Morocco’s Travel Revolution: High-Speed Rails and Budget Flights Transform Tourism

The multiplication of domestic flights and the extension of high-speed rail lines underway in Morocco offer travelers the opportunity to explore the country in all its diversity, at rates that defy all competition and record travel times.
Morocco is opening its doors wide to road trip and discovery enthusiasts. In the recent past, visiting several regions of the kingdom during the same trip was a real headache. If it was unlikely to go from the beaches of Agadir to the medina of Fez, a day’s drive away, or to leave Rabat to try kitesurfing in Dakhla, nearly 1,700 km away, today these combinations are part of the daily life of travelers. By air or by rail, travel in Morocco has never been so fast and easy, according to Le Figaro.

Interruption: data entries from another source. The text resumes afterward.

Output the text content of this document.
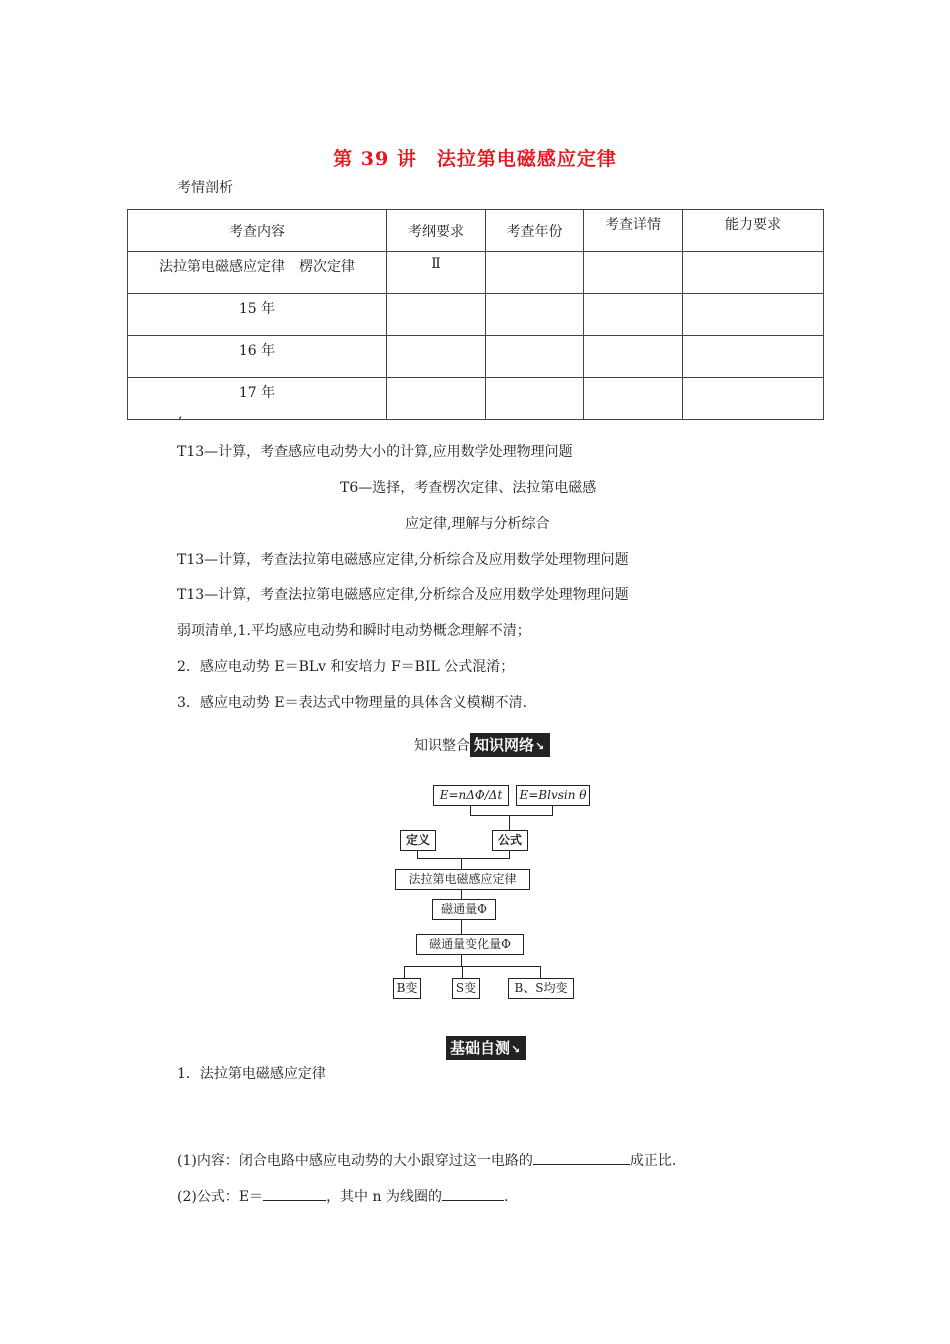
第 39 讲　法拉第电磁感应定律
考情剖析
考查内容	考纲要求	考查年份	考查详情	能力要求
法拉第电磁感应定律　楞次定律	Ⅱ			
15 年				
16 年				
17 年				
,
Т13—计算，考查感应电动势大小的计算,应用数学处理物理问题
Т6—选择，考查楞次定律、法拉第电磁感
应定律,理解与分析综合
Т13—计算，考查法拉第电磁感应定律,分析综合及应用数学处理物理问题
Т13—计算，考查法拉第电磁感应定律,分析综合及应用数学处理物理问题
弱项清单,1.平均感应电动势和瞬时电动势概念理解不清；
2．感应电动势 E＝BLv 和安培力 F＝BIL 公式混淆；
3．感应电动势 E＝表达式中物理量的具体含义模糊不清.
知识整合 知识网络 ↘
E=nΔΦ/Δt	E=Blvsin θ
定义	公式
法拉第电磁感应定律
磁通量Φ
磁通量变化量Φ
B变	S变	B、S均变
基础自测 ↘
1．法拉第电磁感应定律
(1)内容：闭合电路中感应电动势的大小跟穿过这一电路的	成正比.
(2)公式：E＝	，其中 n 为线圈的	.
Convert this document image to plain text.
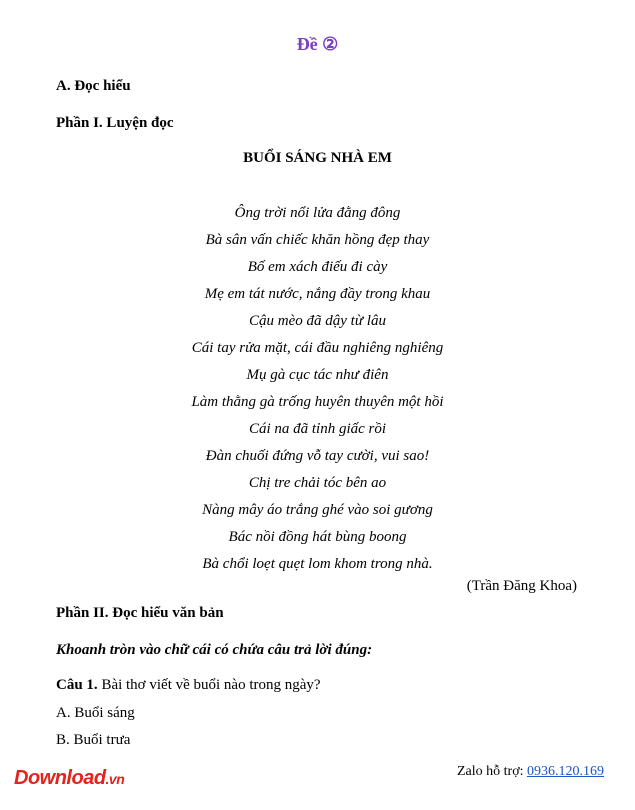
Đề ②
A. Đọc hiểu
Phần I. Luyện đọc
BUỔI SÁNG NHÀ EM
Ông trời nổi lửa đằng đông
Bà sân vấn chiếc khăn hồng đẹp thay
Bố em xách điếu đi cày
Mẹ em tát nước, nắng đầy trong khau
Cậu mèo đã dậy từ lâu
Cái tay rửa mặt, cái đầu nghiêng nghiêng
Mụ gà cục tác như điên
Làm thằng gà trống huyên thuyên một hồi
Cái na đã tỉnh giấc rồi
Đàn chuối đứng vỗ tay cười, vui sao!
Chị tre chải tóc bên ao
Nàng mây áo trắng ghé vào soi gương
Bác nồi đồng hát bùng boong
Bà chổi loẹt quẹt lom khom trong nhà.
(Trần Đăng Khoa)
Phần II. Đọc hiểu văn bản
Khoanh tròn vào chữ cái có chứa câu trả lời đúng:
Câu 1. Bài thơ viết về buổi nào trong ngày?
A. Buổi sáng
B. Buổi trưa
Download.vn	Zalo hỗ trợ: 0936.120.169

After a forced pause due to the Covid-19 pandemic, domestic flights have taken off again with force. Last January, three new routes were opened from Rabat: Rabat-Oujda and Rabat-Nador with Air Arabia, and Rabat-Dakhla with Royal Air Maroc. The era when transit through the Casablanca hub to travel from one city to another was mandatory is over. As part of its development plan, Royal Air Maroc plans to eventually operate around fifty domestic routes. As for Ryanair, already very involved in connections with Europe, it has established itself as a leading player in the Moroccan sky. At the head of four bases in Morocco, the Irish low-cost airline has just settled in Dakhla, its thirteenth Moroccan airport, and now operates eleven domestic routes, including five from Tangier. A flight between Tangier and Marrakech costs a little less than 25 euros for a duration of about 1h20.
The train is also emerging as a serious alternative with the extension of the Kenitra-Marrakech High-Speed Line planned for 2030 in the perspective of the 2030 World Cup co-organized with Spain and Portugal. The journey between Tangier and Rabat will take one hour instead of 1h20, 1h30 for Casablanca instead of 2h10, and 3 hours for Marrakech instead of the current 5h15. A significant time saving when we know that it took nearly 8 hours to reach the ochre city before the inauguration of the high-speed line in 2018. The starting price of a Tangier-Marrakech ticket is less than 20 euros in semi-flex second class, a rate in line with the objective of the National Railway Office to position "the rail as the backbone of sustainable mobility in the kingdom" and to face the competition of air travel.
The future looks even more promising. We are talking about RER, especially in Casablanca. Not very glamorous seen from the Paris region but auspicious for future travel, given the rise of the automobile... and traffic jams.